稲荷
いなり
3. 俗信・俗説やフィクションにおける超自然的な狐や狐の妖怪。本項目で解説する。
神社や寺院で祀られる「稲荷」は神道の神や仏教の尊格である。狐を神使にしたり乗騎にしたりものするが、彼ら自身は人型の姿をした神仏である。
「稲荷は狐」「狐は稲荷」といった俗説が存在するが、伏見稲荷神社の公式サイトの「よくあるご質問」」では「勿論「稲荷大神様」はきつねではありません。」と否定されている。
「稲荷」を「狐の異称」とする辞典として小学館の『大辞泉』『精選版 日本国語大辞典』がある。
稲荷=狐という俗信じたいは古くから存在するようであり、文献にも記録がある。
14世紀の『神道集』巻第三で伏見稲荷神社の祭神について記述する「稲荷大明神事」には
「そもそも稲荷明神とは、上御前は千手、中御前は地蔵、下御前は如意輪観音なり。
ある人の日記には、下御前は如意輪、中御前は千手、上御前は命婦にして辰狐なり。本地は文殊なり。」
とある。辰狐とは霊狐の一種で、荼枳尼天の異名「辰狐王菩薩」はこれに由来。命婦とは律令制における女性の身分の一つであり転じて、神使としての狐を指し(後述の『稲荷大明神流記』では雄の狐である小薄にもまとめてこの官位が与えられている)、現在も「命婦社」を境内にもうけた稲荷神社が存在し、夫婦の狐を祀る事例(島根県の太皷谷稲成神社)もある。
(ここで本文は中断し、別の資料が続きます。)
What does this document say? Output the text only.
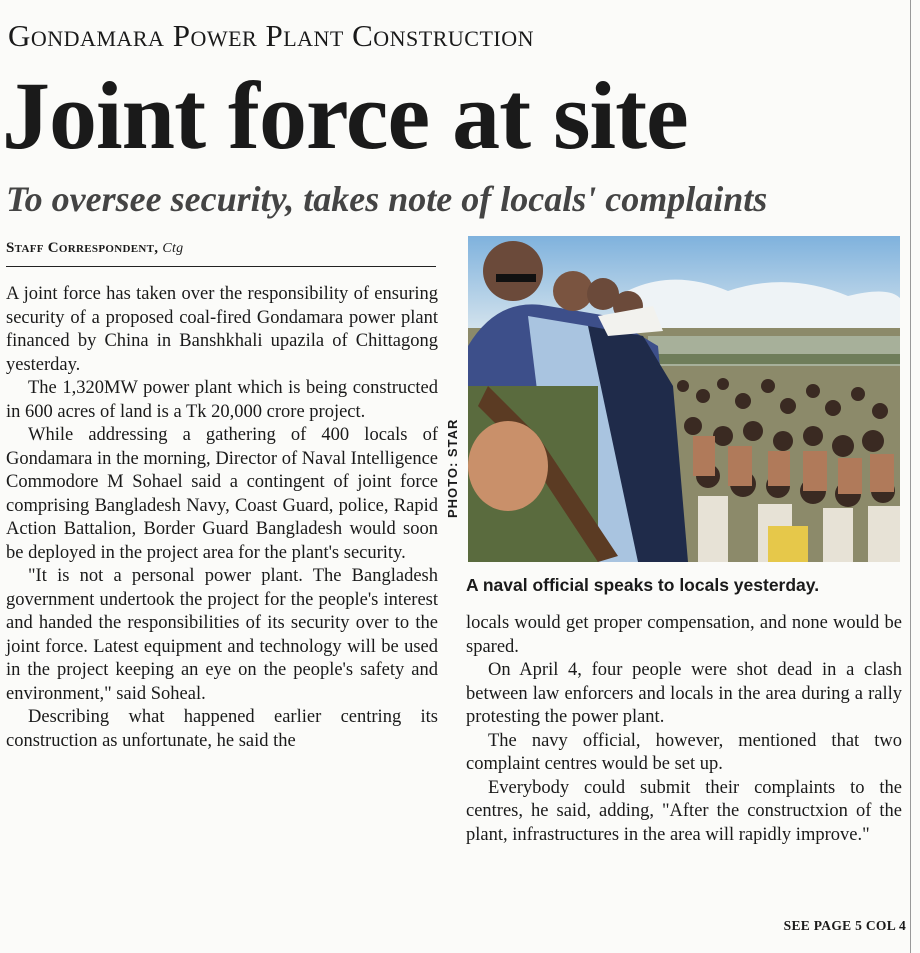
Gondamara Power Plant Construction
Joint force at site
To oversee security, takes note of locals' complaints
Staff Correspondent, Ctg

A joint force has taken over the responsibility of ensuring security of a proposed coal-fired Gondamara power plant financed by China in Banshkhali upazila of Chittagong yesterday.

The 1,320MW power plant which is being constructed in 600 acres of land is a Tk 20,000 crore project.

While addressing a gathering of 400 locals of Gondamara in the morning, Director of Naval Intelligence Commodore M Sohael said a contingent of joint force comprising Bangladesh Navy, Coast Guard, police, Rapid Action Battalion, Border Guard Bangladesh would soon be deployed in the project area for the plant's security.

"It is not a personal power plant. The Bangladesh government undertook the project for the people's interest and handed the responsibilities of its security over to the joint force. Latest equipment and technology will be used in the project keeping an eye on the people's safety and environment," said Soheal.

Describing what happened earlier centring its construction as unfortunate, he said the

PHOTO: STAR
A naval official speaks to locals yesterday.

locals would get proper compensation, and none would be spared.

On April 4, four people were shot dead in a clash between law enforcers and locals in the area during a rally protesting the power plant.

The navy official, however, mentioned that two complaint centres would be set up.

Everybody could submit their complaints to the centres, he said, adding, "After the constructxion of the plant, infrastructures in the area will rapidly improve."

SEE PAGE 5 COL 4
稲荷神の使いとしての命婦専女神をまつる「白狐社」が伏見稲荷神社の境内にある。 南北朝(1336年~1392年)中期以前の『稲荷大明神流記』によると、ここに祀られるのは阿古町(あこち)という狐で、夫の小薄(こすすき)、ほかに黒烏(くろを)が境内の別の場所に祀られていたが現存しない。
明治23年から25年にかけて刊行された、江戸時代の記録集『百家説林』では「稲荷といふも狐なり 狐といふも稲荷なり」という女童の歌が収録されている。
トウカと呼ばれる狐
「稲荷」を「トウカ」と読み、こちらを狐の呼称とする例がある。安永4年(1775年)刊『物類称呼』巻二の「狐」の項目では、「東国にてハ、昼ハきつね、夜ハとうかと呼ぶ、常陸の国にてハ白狐をとうかといふ、是ハ、世俗きつねを稲荷の神使なりといふ、故に稲荷の二字を音にとなへて、稲荷(とうか)と称するなるべし、」とある。
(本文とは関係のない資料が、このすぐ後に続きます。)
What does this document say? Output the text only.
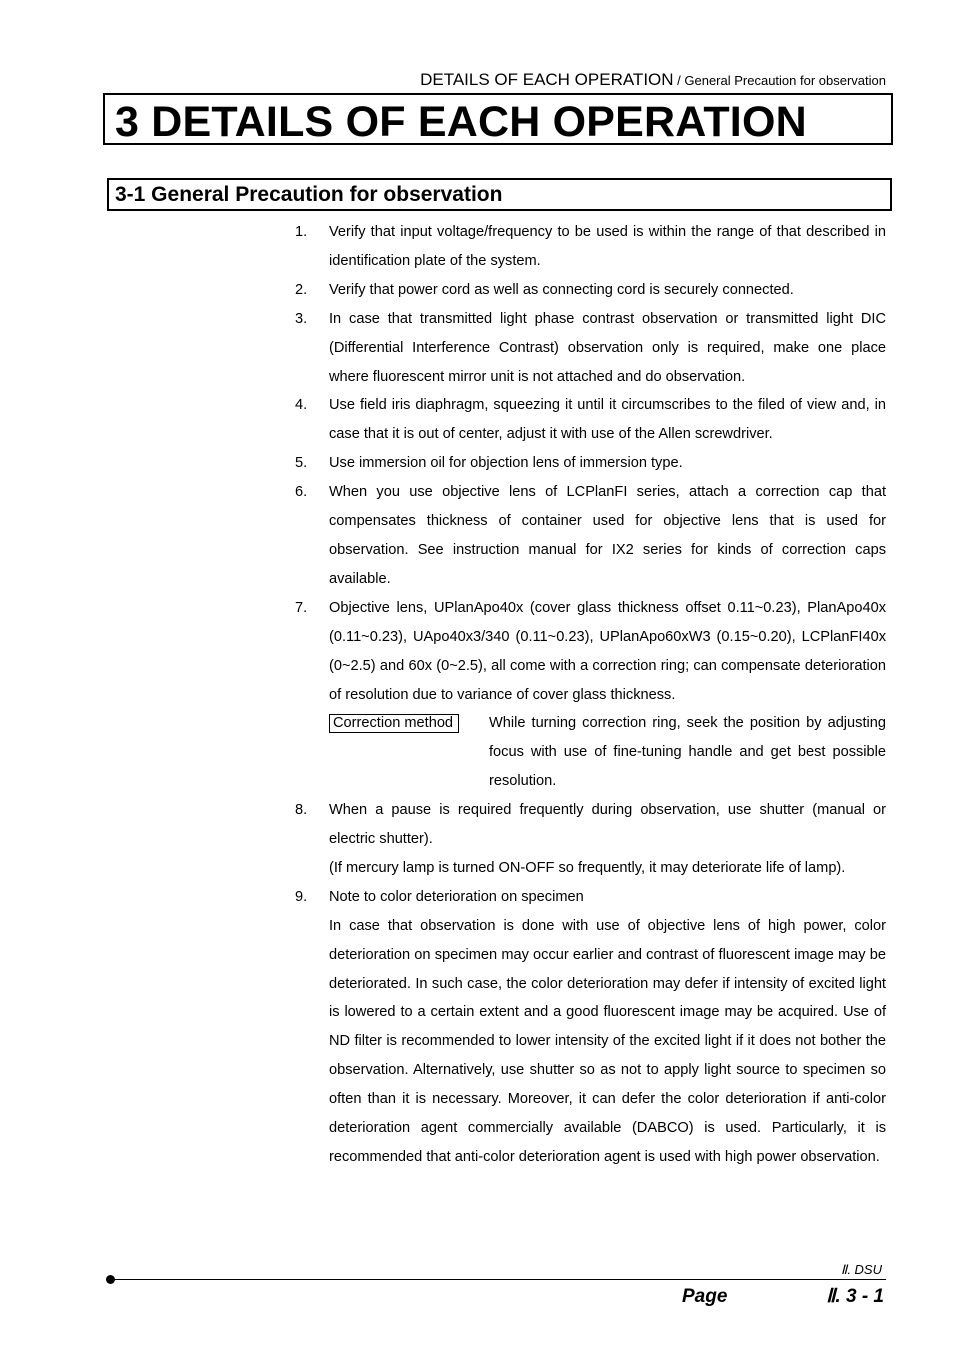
DETAILS OF EACH OPERATION / General Precaution for observation
3 DETAILS OF EACH OPERATION
3-1 General Precaution for observation
1.	Verify that input voltage/frequency to be used is within the range of that described in identification plate of the system.

2.	Verify that power cord as well as connecting cord is securely connected.

3.	In case that transmitted light phase contrast observation or transmitted light DIC (Differential Interference Contrast) observation only is required, make one place where fluorescent mirror unit is not attached and do observation.

4.	Use field iris diaphragm, squeezing it until it circumscribes to the filed of view and, in case that it is out of center, adjust it with use of the Allen screwdriver.

5.	Use immersion oil for objection lens of immersion type.

6.	When you use objective lens of LCPlanFI series, attach a correction cap that compensates thickness of container used for objective lens that is used for observation. See instruction manual for IX2 series for kinds of correction caps available.

7.	Objective lens, UPlanApo40x (cover glass thickness offset 0.11~0.23), PlanApo40x (0.11~0.23), UApo40x3/340 (0.11~0.23), UPlanApo60xW3 (0.15~0.20), LCPlanFI40x (0~2.5) and 60x (0~2.5), all come with a correction ring; can compensate deterioration of resolution due to variance of cover glass thickness.

Correction method	While turning correction ring, seek the position by adjusting focus with use of fine-tuning handle and get best possible resolution.
8.	When a pause is required frequently during observation, use shutter (manual or electric shutter).

(If mercury lamp is turned ON-OFF so frequently, it may deteriorate life of lamp).

9.	Note to color deterioration on specimen

In case that observation is done with use of objective lens of high power, color deterioration on specimen may occur earlier and contrast of fluorescent image may be deteriorated. In such case, the color deterioration may defer if intensity of excited light is lowered to a certain extent and a good fluorescent image may be acquired. Use of ND filter is recommended to lower intensity of the excited light if it does not bother the observation. Alternatively, use shutter so as not to apply light source to specimen so often than it is necessary. Moreover, it can defer the color deterioration if anti-color deterioration agent commercially available (DABCO) is used. Particularly, it is recommended that anti-color deterioration agent is used with high power observation.

Ⅱ. DSU
Page	Ⅱ. 3 - 1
常陸国は現在の茨城県にあたり、柳田國男は『地名雑考』で「千葉茨城二県にては狐をトウカと呼ぶが常なり」と言っている。
狐を「おとうか」「オトウカさま」と呼ぶ民話、昔話が残っている。
例:
- 埼玉県狭山市(オトウカさまのいたずら)。
- 埼玉県秩父郡(論文「東秩父旧槻川村の民俗(四)」言及の民話①、②)
- 埼玉県児玉郡神川町(おとうか 原新田)
- 埼玉県川越市(川越の伝説)
「トウカ」呼称と稲荷神
「オトウカさま」という呼称が実際の稲荷信仰で用いられていた例も存在する。
『新編会津風土記』50巻の岩代国耶麻郡月輪村(現在の福島県耶麻郡猪苗代町)大字関脇の麓山(はやま)神社の項では、稲荷大明神と書いて「タウカノタイミヤウシン」と読む。祭りで勧請される羽黒権現および稲荷大明神の名を唱える際に氏子がこう読んだとある。
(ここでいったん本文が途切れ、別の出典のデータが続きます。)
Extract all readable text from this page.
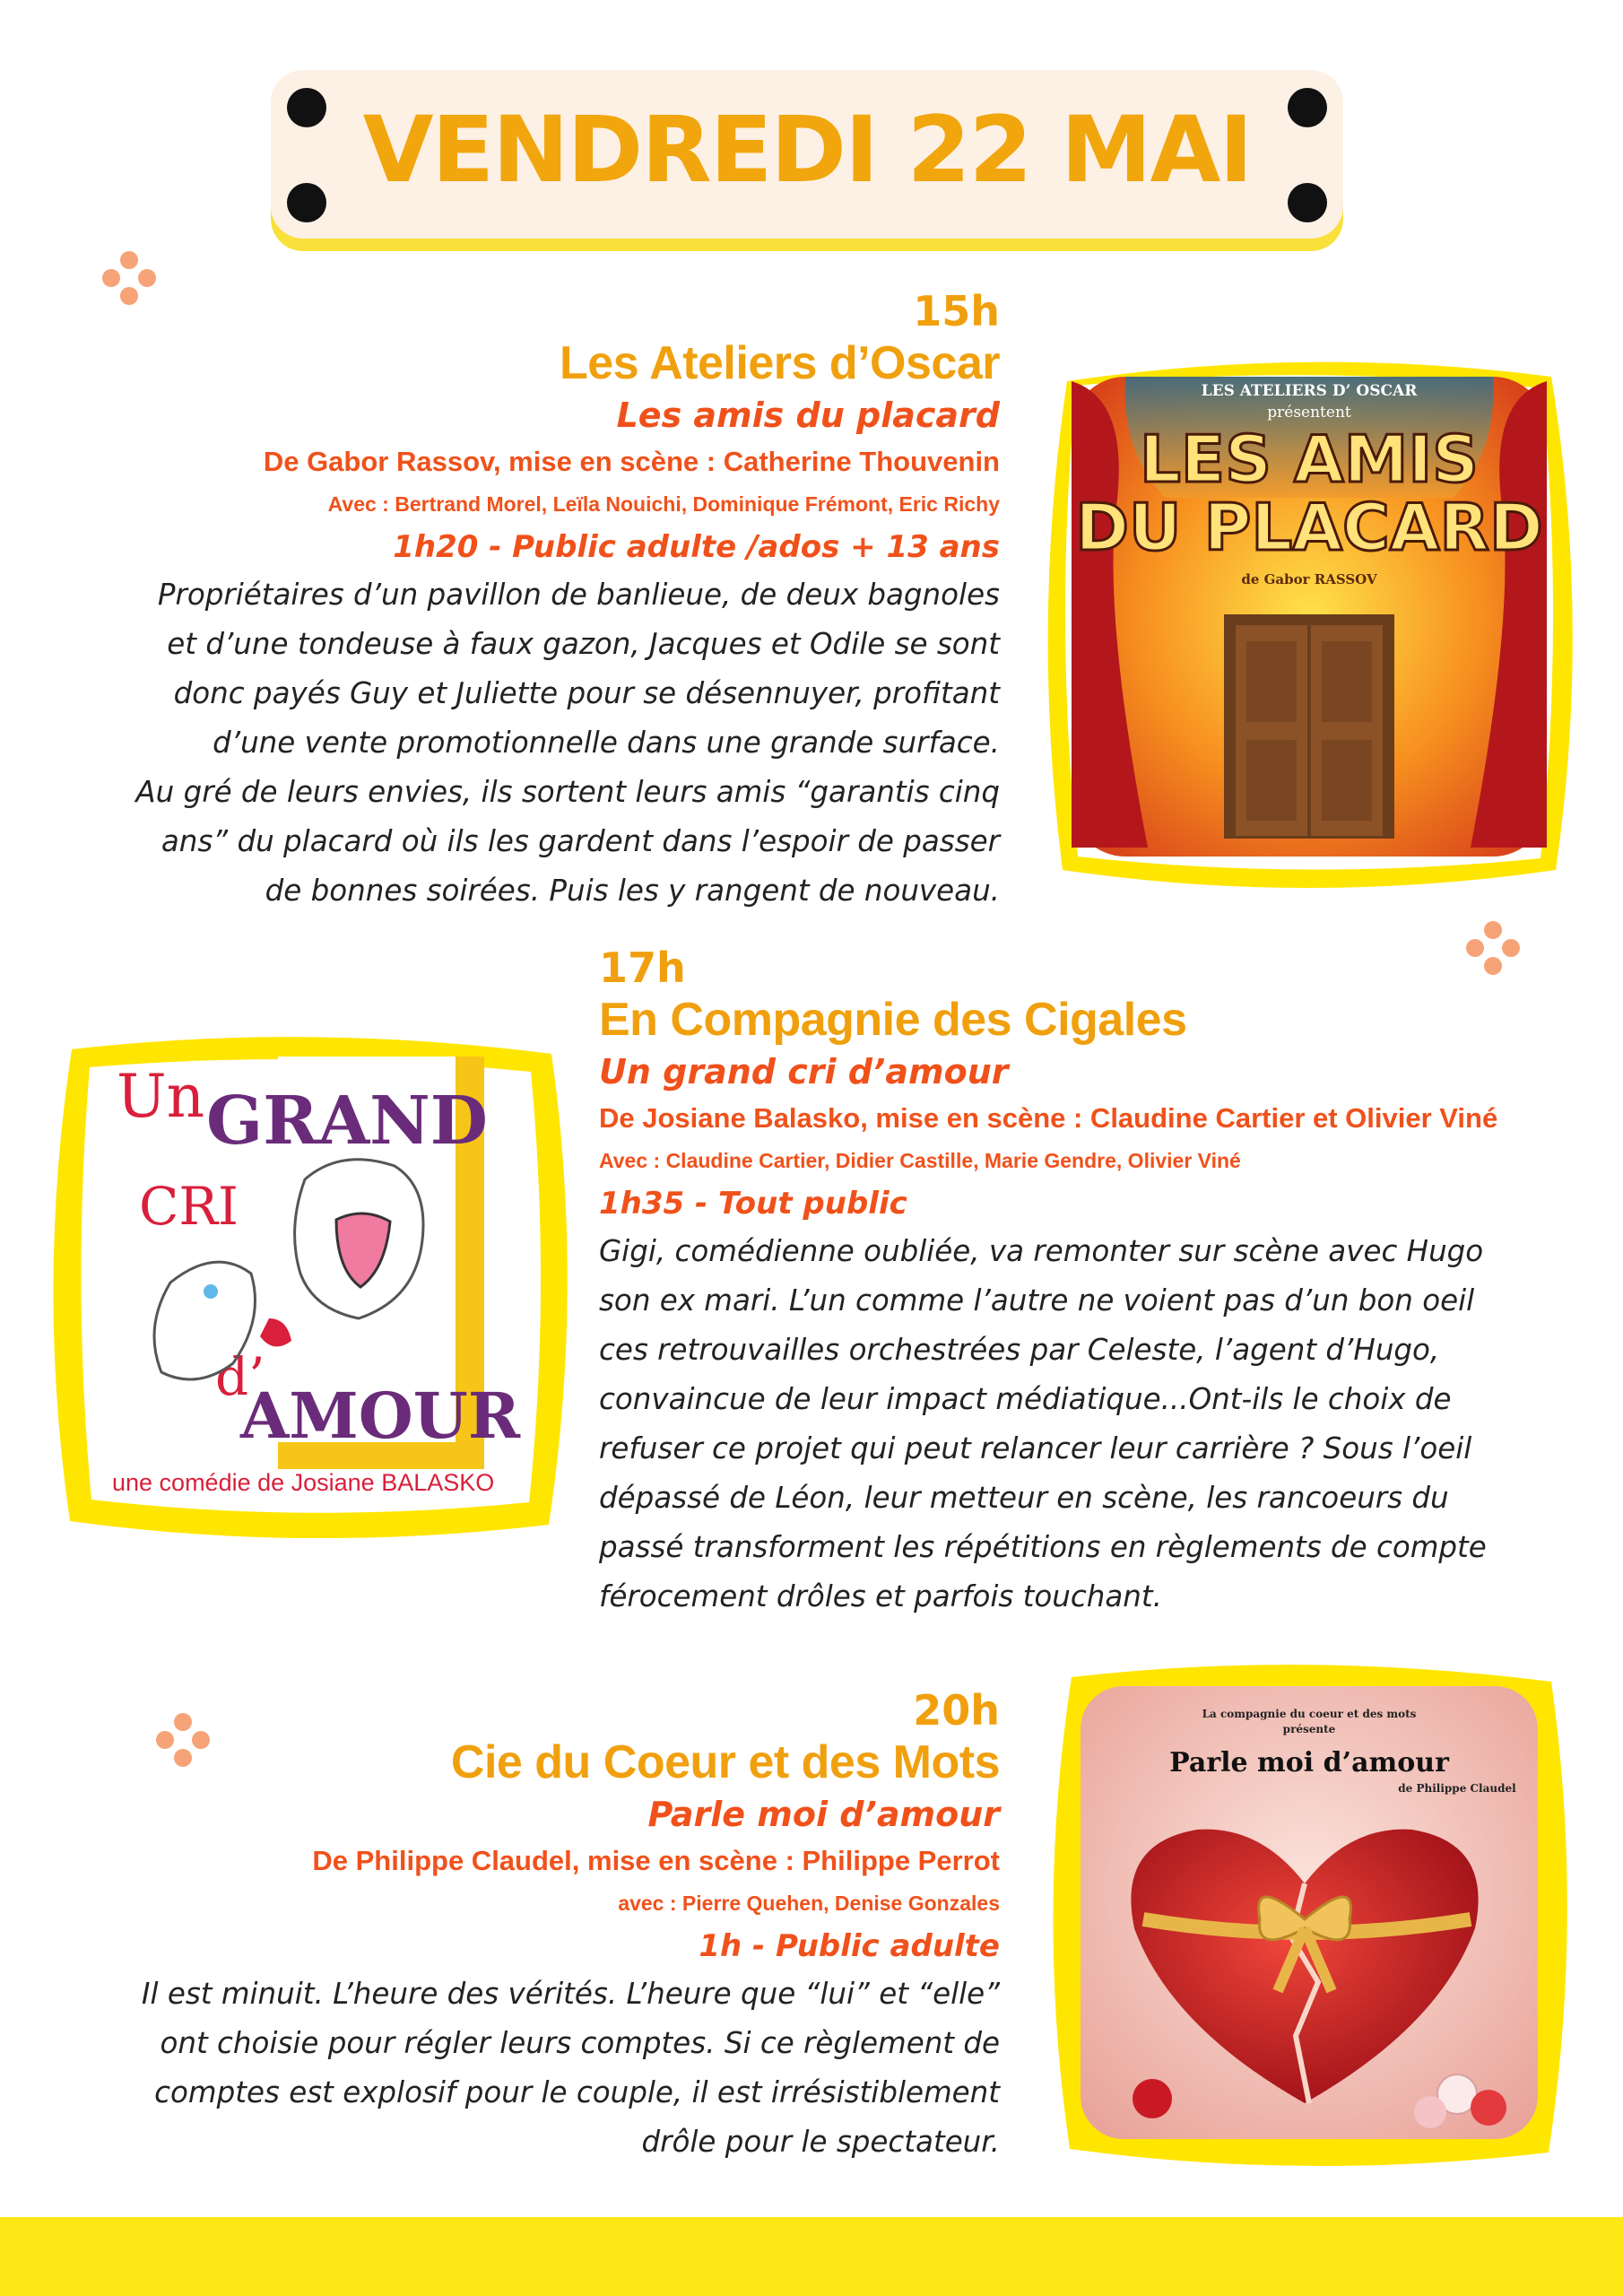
VENDREDI 22 MAI
15h
Les Ateliers d’Oscar
Les amis du placard
De Gabor Rassov, mise en scène : Catherine Thouvenin
Avec : Bertrand Morel, Leïla Nouichi, Dominique Frémont, Eric Richy
1h20 - Public adulte /ados + 13 ans

Propriétaires d’un pavillon de banlieue, de deux bagnoles
et d’une tondeuse à faux gazon, Jacques et Odile se sont
donc payés Guy et Juliette pour se désennuyer, profitant
d’une vente promotionnelle dans une grande surface.
Au gré de leurs envies, ils sortent leurs amis “garantis cinq
ans” du placard où ils les gardent dans l’espoir de passer
de bonnes soirées. Puis les y rangent de nouveau.

LES ATELIERS D’ OSCAR
présentent
LES AMIS
DU PLACARD
de Gabor RASSOV
17h
En Compagnie des Cigales
Un grand cri d’amour
De Josiane Balasko, mise en scène : Claudine Cartier et Olivier Viné
Avec : Claudine Cartier, Didier Castille, Marie Gendre, Olivier Viné
1h35 - Tout public

Gigi, comédienne oubliée, va remonter sur scène avec Hugo
son ex mari. L’un comme l’autre ne voient pas d’un bon oeil
ces retrouvailles orchestrées par Celeste, l’agent d’Hugo,
convaincue de leur impact médiatique...Ont-ils le choix de
refuser ce projet qui peut relancer leur carrière ? Sous l’oeil
dépassé de Léon, leur metteur en scène, les rancoeurs du
passé transforment les répétitions en règlements de compte
férocement drôles et parfois touchant.

Un GRAND
CRI
d’
AMOUR
une comédie de Josiane BALASKO
20h
Cie du Coeur et des Mots
Parle moi d’amour
De Philippe Claudel, mise en scène : Philippe Perrot
avec : Pierre Quehen, Denise Gonzales
1h - Public adulte

Il est minuit. L’heure des vérités. L’heure que “lui” et “elle”
ont choisie pour régler leurs comptes. Si ce règlement de
comptes est explosif pour le couple, il est irrésistiblement
drôle pour le spectateur.

La compagnie du coeur et des mots
présente
Parle moi d’amour
de Philippe Claudel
埼玉県比企郡滑川町の「滑川町郷土かるた」の「お 稲荷講(稲荷大明神)」では「オトウカさま イッケで祀る 稲荷講」と記される。イッケとは同じ先祖から連なる集団を指す。
近年においては稲荷=狐はフィクションの世界で描写されている。狐の耳や尾を備えた獣妖怪(女性の場合モンスター娘にも当てはまる)として描写され「稲荷」と呼称される。pixivでもこの意味でタグが用いられている。
稲荷(イナリ)の名を持つ狐属性のキャラクター
稲荷少女ヨーコちゃん(世話やきキツネの仙狐さんの劇中作)
その他
天稲荷コテツ(CHUNITHM)狐耳狐尾ありキャラクター。種族(コスプレした人間なのか妖狐なのか)や「天稲荷」の意味(名字なのか称号なのか)は不明。
天狐空幻(我が家のお稲荷さま。)アニメ版等の各話タイトルにある「お稲荷様」はこのキャラを指して用いられている。